If you're wondering who's responsible for the recent catastrophic rise in Honey Nut Cheerios prices I have to advise you that it's pretty much my father's doing. He didn't intend it, of course, it's just one of those things which happens in our family with alarming reliability. You see, one of the supermarkets around here -- not the one we usually go to, but one that my mother likes for its cold cuts and its built-in Starbucks -- was trying to have a sale on boxes of Honey Nut Cheerios. My father likes the cereal since it's just sweet enough without falling into the category of candy cereals, and my mother doesn't care about it.
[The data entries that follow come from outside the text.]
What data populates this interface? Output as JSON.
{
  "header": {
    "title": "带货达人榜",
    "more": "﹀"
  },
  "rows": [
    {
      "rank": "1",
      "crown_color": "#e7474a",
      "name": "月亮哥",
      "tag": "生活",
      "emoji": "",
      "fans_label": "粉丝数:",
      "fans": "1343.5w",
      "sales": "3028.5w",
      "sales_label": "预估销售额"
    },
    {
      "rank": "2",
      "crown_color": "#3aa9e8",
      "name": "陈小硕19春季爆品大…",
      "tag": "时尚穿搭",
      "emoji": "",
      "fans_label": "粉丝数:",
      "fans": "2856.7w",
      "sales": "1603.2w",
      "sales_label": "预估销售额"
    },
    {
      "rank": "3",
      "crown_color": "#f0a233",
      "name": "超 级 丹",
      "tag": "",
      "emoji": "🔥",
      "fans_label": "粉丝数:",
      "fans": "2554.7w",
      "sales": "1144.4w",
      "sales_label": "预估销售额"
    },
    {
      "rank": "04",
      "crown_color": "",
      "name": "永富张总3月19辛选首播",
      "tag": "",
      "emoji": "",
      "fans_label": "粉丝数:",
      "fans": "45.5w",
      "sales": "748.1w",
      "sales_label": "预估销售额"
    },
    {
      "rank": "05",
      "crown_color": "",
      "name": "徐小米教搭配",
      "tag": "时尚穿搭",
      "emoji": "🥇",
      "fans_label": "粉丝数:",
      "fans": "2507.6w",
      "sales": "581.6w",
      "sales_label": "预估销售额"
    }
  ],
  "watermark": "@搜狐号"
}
My father also believes that I like it, although I don't actually eat breakfast cereal except when I'm desperately hungry for a snack and we haven't got anything like potato chips or corn chips or such. It's not that I don't like the taste; it's just that I don't feel any less hungry after I've eaten a bowl of cereal. So my choices are to eat a useless breakfast or else to keep eating until about two-thirds of the box is gone, at which point I may not feel any less hungry but the force of reason prohibits my eating any more. I have a similar problem with eating eggs, except when they're in the form of egg salad sandwiches.
Anyway, the store was having a sale in which they meant to sell four boxes for seven dollars. The cashier, unfortunately, looked at my father's food purchase and rang up his four boxes of Cheerios at seven dollars each. While he didn't notice this initially he did realize the whole purchase was considerably over his estimated cost. He stopped and told the cashier that no, he did not buy $28 worth of Cheerios, and the cashier explained she was just ringing it up by what the scanner said. He went to the Customer Service desk, where explaining the problem went catastrophically bad. They wanted him to understand that it was four boxes for seven dollars, and he wanted them to understand he wasn't paying seven dollars each for four boxes.
The result: my father did not pay $28 for an awful lot of Honey Nut Cheerios to augment the two and a half boxes already in the pantry. He did spend about three times as long as he was actually interested in talking about this with Customer Service since they wouldn't let him go when he decided he wanted to be done with this more than get his $21 overcharge back. The pint box of Haagen-Dasz melted less than you might have guessed for the time spent on this. And we had enough Honey Nut Cheerios to feed me for days.
Trivia: In 1913 Lord Northcliffe and the London Daily Mail offered £10,000 for the first non-stop aerial crossing of the Atlantic Ocean, in either direction, with takeoff and landing somewhere in the United States, Canada, or Newfoundland on one side, and the British Isles on the other. source: Famous First Flights That Changed History: Sixteen Dramatic Adventures, Lowell Thomas, Lowell Thomas Jr.
Currently Reading: How The States Got Their Shapes, Mark Stein. OK, this book has great intentions. But it's also badly flawed in that many of the details of state borders were decided by the quirks of the people involved in drawing a line here and not there. But Stein writes very little about the personalities of those involved, so that vague impersonal forces are responsible for South Carolina having that shape (which makes some sense when you get each edge explained), or for giving us two nearly but not identical Dakotas, or for making Maryland so thoroughly a failure in all its border disputes. Granted, some of the people involved are hard to track down any information about, but that makes it more refreshing when Stein does include the personal touch, like about why Idaho is so tiny up top or why there is a Delaware.